Andrew Garfield in "The Amazing Spider-Man."

Andrew Garfield in "The Amazing Spider-Man." Credit: Andrew Garfield in "The Amazing Spider-Man."

The Amazing Spider-Man
2 stars
Directed by Marc Webb
Starring Andrew Garfield, Emma Stone, Rhys Ifans, Denis Leary
Rated PG-13

After all the special effects, freaky villains and James Franco, only one thing from the "Spider-Man" trilogy sticks with me. It's the first film's dream-come-true sequence, with a newly bitten Peter Parker (Tobey Maguire) scooping up pretty Mary Jane Watson (Kirsten Dunst), then flattening the bully Flash Thompson. Those rousing three minutes are the heart of the story, and it kept beating even through two hollow sequels.

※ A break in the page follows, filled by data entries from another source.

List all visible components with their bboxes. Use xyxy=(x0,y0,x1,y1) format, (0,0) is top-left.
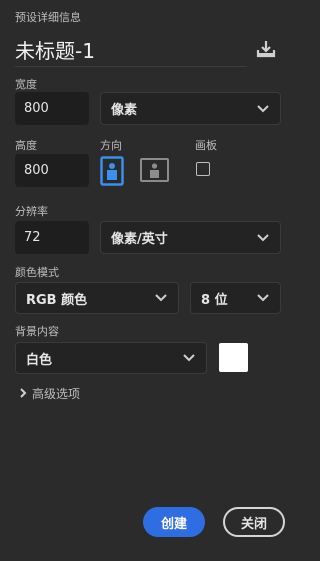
background-label: 背景内容 xyxy=(15,325,59,338)
chevron-down-icon xyxy=(257,294,269,302)
chevron-down-icon xyxy=(257,233,269,241)
height-label: 高度 xyxy=(15,139,37,152)
resolution-unit-value: 像素/英寸 xyxy=(111,232,168,247)
panel-title: 预设详细信息 xyxy=(15,11,81,24)
advanced-options-toggle[interactable]: 高级选项 xyxy=(18,384,80,402)
advanced-options-label: 高级选项 xyxy=(32,386,81,401)
landscape-icon xyxy=(140,158,169,182)
resolution-input[interactable]: 72 xyxy=(15,221,89,254)
bit-depth-value: 8 位 xyxy=(201,292,228,308)
portrait-orientation-button[interactable] xyxy=(100,156,124,186)
artboard-label: 画板 xyxy=(195,139,217,152)
width-unit-value: 像素 xyxy=(111,103,138,118)
artboard-checkbox[interactable] xyxy=(196,162,210,176)
background-color-swatch[interactable] xyxy=(219,343,248,372)
chevron-down-icon xyxy=(155,294,167,302)
chevron-down-icon xyxy=(257,104,269,112)
width-input[interactable]: 800 xyxy=(15,92,89,125)
color-mode-value: RGB 颜色 xyxy=(26,292,88,308)
document-name-input[interactable]: 未标题-1 xyxy=(15,32,247,67)
width-label: 宽度 xyxy=(15,78,37,91)
resolution-unit-select[interactable]: 像素/英寸 xyxy=(100,221,281,254)
resolution-label: 分辨率 xyxy=(15,205,48,218)
create-button[interactable]: 创建 xyxy=(143,507,205,537)
portrait-icon xyxy=(100,156,124,186)
orientation-label: 方向 xyxy=(100,139,122,152)
chevron-right-icon xyxy=(20,388,27,398)
height-input[interactable]: 800 xyxy=(15,154,89,187)
background-select[interactable]: 白色 xyxy=(15,342,207,374)
background-value: 白色 xyxy=(26,352,53,368)
close-button[interactable]: 关闭 xyxy=(223,507,285,537)
landscape-orientation-button[interactable] xyxy=(140,158,169,182)
chevron-down-icon xyxy=(183,354,195,362)
width-unit-select[interactable]: 像素 xyxy=(100,92,281,125)
bit-depth-select[interactable]: 8 位 xyxy=(190,282,281,314)
new-document-preset-panel: 预设详细信息 未标题-1 宽度 800 像素 高度 800 方向 画板 分辨率 … xyxy=(0,0,298,561)
color-mode-label: 颜色模式 xyxy=(15,266,59,279)
color-mode-select[interactable]: RGB 颜色 xyxy=(15,282,179,314)
save-preset-icon[interactable] xyxy=(256,40,276,58)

There's nothing nearly that fresh, fun or emotionally satisfying in "The Amazing Spider-Man," a much-hyped, expensive-looking and ultimately soulless reboot. It spends a lot of time improving Spidey's gear -- textured Spandex, stronger webbing -- but fails to do the one thing it was created to do: bring something new to a familiar tale.

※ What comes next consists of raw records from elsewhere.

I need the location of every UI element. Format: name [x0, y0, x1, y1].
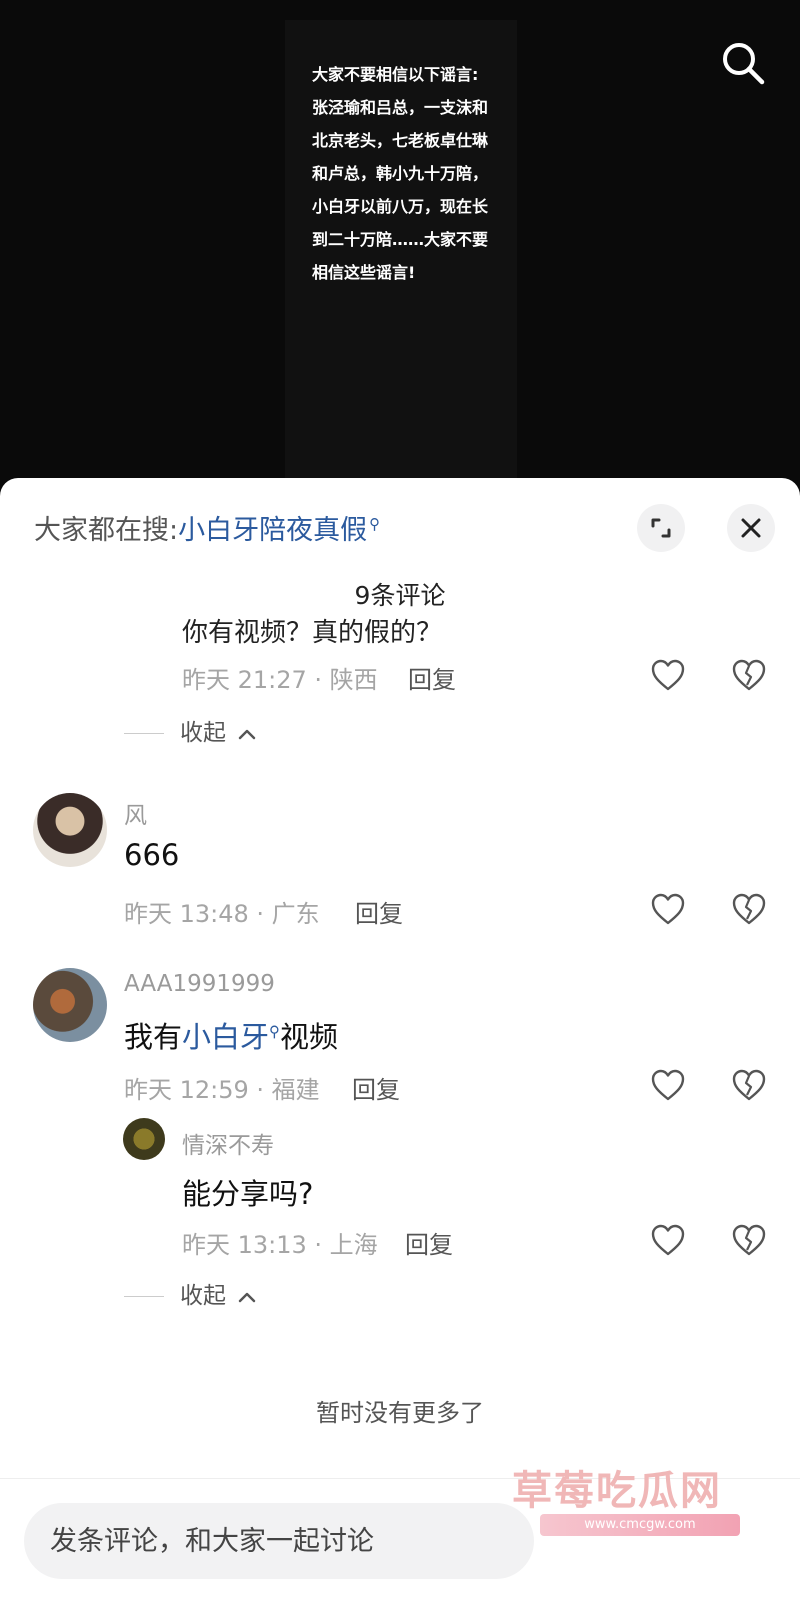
- comment-username[interactable]: 情深不寿: [182, 1126, 274, 1160]
- heart-icon[interactable]: [650, 892, 686, 926]
- comment-text: 我有小白牙⚲视频: [124, 1014, 338, 1056]
- comment-input[interactable]: [24, 1503, 534, 1579]
- comment-meta: 昨天 13:48 · 广东: [124, 900, 320, 928]
- search-button[interactable]: [716, 36, 772, 92]
- broken-heart-icon[interactable]: [731, 1223, 767, 1257]
- reply-button[interactable]: 回复: [405, 1225, 453, 1260]
- comment-keyword-link[interactable]: 小白牙: [182, 1020, 269, 1054]
- close-icon: [741, 518, 761, 538]
- hot-search-prefix: 大家都在搜:: [34, 515, 179, 546]
- truncated-reply-text: 你有视频？真的假的？: [182, 618, 443, 648]
- heart-icon[interactable]: [650, 1223, 686, 1257]
- reply-button[interactable]: 回复: [408, 660, 456, 695]
- comment-meta: 昨天 21:27 · 陕西: [182, 666, 378, 694]
- expand-button[interactable]: [637, 504, 685, 552]
- close-button[interactable]: [727, 504, 775, 552]
- mini-search-icon: ⚲: [369, 515, 381, 533]
- expand-icon: [651, 518, 671, 538]
- avatar[interactable]: [33, 968, 107, 1042]
- sheet-header: 大家都在搜:小白牙陪夜真假 ⚲: [0, 478, 800, 556]
- collapse-label: 收起: [180, 1283, 226, 1309]
- collapse-label: 收起: [180, 720, 226, 746]
- comment-meta: 昨天 12:59 · 福建: [124, 1076, 320, 1104]
- broken-heart-icon[interactable]: [731, 658, 767, 692]
- comment-text-prefix: 我有: [124, 1020, 183, 1054]
- collapse-replies-button[interactable]: 收起: [124, 713, 257, 747]
- comment-sheet: 大家都在搜:小白牙陪夜真假 ⚲ 9条评论 你有视频？真的假的？ 昨天 21:27 …: [0, 478, 800, 1600]
- heart-icon[interactable]: [650, 658, 686, 692]
- avatar[interactable]: [123, 1118, 165, 1160]
- broken-heart-icon[interactable]: [731, 1068, 767, 1102]
- collapse-divider: [124, 733, 164, 734]
- comment-list[interactable]: 你有视频？真的假的？ 昨天 21:27 · 陕西 回复 收起 风 666 昨天 …: [0, 618, 800, 1488]
- chevron-up-icon: [239, 729, 256, 739]
- reply-button[interactable]: 回复: [352, 1070, 400, 1105]
- comment-text-suffix: 视频: [280, 1020, 339, 1054]
- comment-text: 能分享吗?: [182, 1177, 314, 1211]
- hot-search-link[interactable]: 大家都在搜:小白牙陪夜真假 ⚲: [34, 508, 380, 547]
- mini-search-icon: ⚲: [269, 1022, 281, 1041]
- comment-username[interactable]: AAA1991999: [124, 971, 275, 997]
- watermark-url: www.cmcgw.com: [540, 1514, 740, 1536]
- comment-count: 9条评论: [354, 581, 446, 610]
- chevron-up-icon: [239, 1292, 256, 1302]
- heart-icon[interactable]: [650, 1068, 686, 1102]
- reply-button[interactable]: 回复: [355, 894, 403, 929]
- comment-username[interactable]: 风: [124, 796, 147, 830]
- no-more-comments-label: 暂时没有更多了: [316, 1399, 484, 1427]
- video-caption: 大家不要相信以下谣言:张泾瑜和吕总，一支沫和北京老头，七老板卓仕琳和卢总，韩小九…: [312, 65, 489, 282]
- collapse-replies-button[interactable]: 收起: [124, 1276, 257, 1310]
- video-area[interactable]: 大家不要相信以下谣言:张泾瑜和吕总，一支沫和北京老头，七老板卓仕琳和卢总，韩小九…: [0, 0, 800, 490]
- comment-meta: 昨天 13:13 · 上海: [182, 1231, 378, 1259]
- watermark-title: 草莓吃瓜网: [512, 1468, 722, 1514]
- comment-text: 666: [124, 838, 180, 872]
- search-icon: [723, 43, 765, 85]
- avatar[interactable]: [33, 793, 107, 867]
- collapse-divider: [124, 1296, 164, 1297]
- broken-heart-icon[interactable]: [731, 892, 767, 926]
- hot-search-keyword[interactable]: 小白牙陪夜真假: [178, 515, 367, 546]
- watermark-logo: 草莓吃瓜网 www.cmcgw.com: [512, 1458, 762, 1538]
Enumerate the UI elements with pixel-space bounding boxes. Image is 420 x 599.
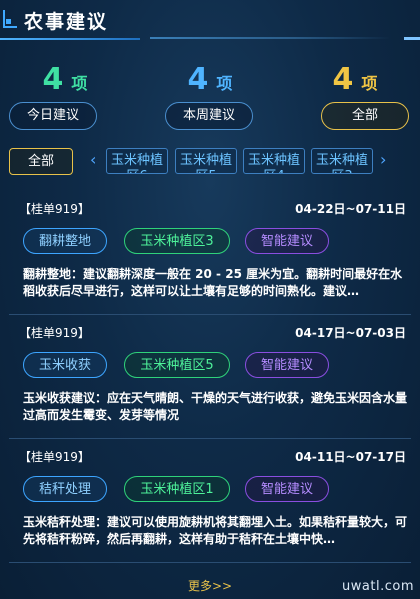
stat-today: 4项 <box>0 62 130 97</box>
variety-code: 【桂单919】 <box>19 450 90 464</box>
advice-card[interactable]: 【桂单919】 04-22日~07-11日 翻耕整地 玉米种植区3 智能建议 翻… <box>9 190 411 315</box>
filter-all-button[interactable]: 全部 <box>9 148 73 175</box>
variety-code: 【桂单919】 <box>19 202 90 216</box>
chevron-left-icon[interactable]: ‹ <box>90 150 96 169</box>
header-dot-icon <box>6 19 11 24</box>
task-tag: 秸秆处理 <box>23 476 107 502</box>
stat-week-unit: 项 <box>216 74 233 93</box>
date-range: 04-22日~07-11日 <box>295 202 406 216</box>
smart-tag: 智能建议 <box>245 476 329 502</box>
more-link[interactable]: 更多>> <box>188 577 232 594</box>
advice-card[interactable]: 【桂单919】 04-17日~07-03日 玉米收获 玉米种植区5 智能建议 玉… <box>9 314 411 439</box>
variety-code: 【桂单919】 <box>19 326 90 340</box>
stat-all: 4项 <box>290 62 420 97</box>
task-tag: 玉米收获 <box>23 352 107 378</box>
advice-text: 玉米收获建议：应在天气晴朗、干燥的天气进行收获，避免玉米因含水量过高而发生霉变、… <box>23 391 408 422</box>
area-tag: 玉米种植区3 <box>124 228 230 254</box>
date-range: 04-11日~07-17日 <box>295 450 406 464</box>
panel-title: 农事建议 <box>24 11 109 33</box>
week-button[interactable]: 本周建议 <box>165 102 253 130</box>
tab-crop-area-3[interactable]: 玉米种植区3 <box>311 148 373 174</box>
advice-text: 翻耕整地：建议翻耕深度一般在 20 - 25 厘米为宜。翻耕时间最好在水稻收获后… <box>23 267 403 298</box>
tab-crop-area-5[interactable]: 玉米种植区5 <box>175 148 237 174</box>
all-button[interactable]: 全部 <box>321 102 409 130</box>
area-tag: 玉米种植区5 <box>124 352 230 378</box>
header-dash <box>404 37 420 40</box>
tab-crop-area-6[interactable]: 玉米种植区6 <box>106 148 168 174</box>
task-tag: 翻耕整地 <box>23 228 107 254</box>
header-underline <box>0 38 140 40</box>
advice-card[interactable]: 【桂单919】 04-11日~07-17日 秸秆处理 玉米种植区1 智能建议 玉… <box>9 438 411 563</box>
header-divider <box>150 37 390 39</box>
stat-all-unit: 项 <box>361 74 378 93</box>
chevron-right-icon[interactable]: › <box>380 150 386 169</box>
advice-text: 玉米秸秆处理：建议可以使用旋耕机将其翻埋入土。如果秸秆量较大，可先将秸秆粉碎，然… <box>23 515 408 546</box>
smart-tag: 智能建议 <box>245 228 329 254</box>
stat-today-unit: 项 <box>71 74 88 93</box>
watermark: uwatl.com <box>342 579 414 594</box>
panel-header: 农事建议 <box>0 0 420 42</box>
stat-all-value: 4 <box>332 62 354 97</box>
today-button[interactable]: 今日建议 <box>9 102 97 130</box>
area-tag: 玉米种植区1 <box>124 476 230 502</box>
stat-week: 4项 <box>145 62 275 97</box>
smart-tag: 智能建议 <box>245 352 329 378</box>
stat-week-value: 4 <box>187 62 209 97</box>
stat-today-value: 4 <box>42 62 64 97</box>
date-range: 04-17日~07-03日 <box>295 326 406 340</box>
tab-crop-area-4[interactable]: 玉米种植区4 <box>243 148 305 174</box>
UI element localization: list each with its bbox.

"The Amazing Spider-Man" sends Peter back to high-school, but Maguire's replacement, Andrew Garfield, makes for a sullen, sour Peter. He uses his new powers to humiliate people -- my heart actually went out to Flash (Chris Zylka) -- and his idea of repartee is nasty and inane. While fighting Dr. Curt Connors (Rhys Ifans), a one-armed scientist transformed into a giant reptile -- Spidey stoops to schoolyard taunts: "Ooh, somebody's been a baaad lizard!"

Director Marc Webb, of the indie charmer "(500) Days of Summer," seems overwhelmed by the unoriginality of it all. He never strikes the right pace: Peter's search for his uncle's killer (Martin Sheen and Sally Field play Uncle Ben and Aunt May) goes on forever, while his courtship of Gwen Stacey (a sparkling Emma Stone) succeeds too quickly. The climactic battle on a giant office tower is remarkably stale, as old as "King Kong" and as recently recycled as "Marvel's "The Avengers."

"With great power comes great responsibility" went the still-quotable line from the first "Spider-Man" film. "Responsibility, not choice" is the new, far less musical version. It's a pretty poor substitute.

Rafer Guzmán is a Newsday staff writer.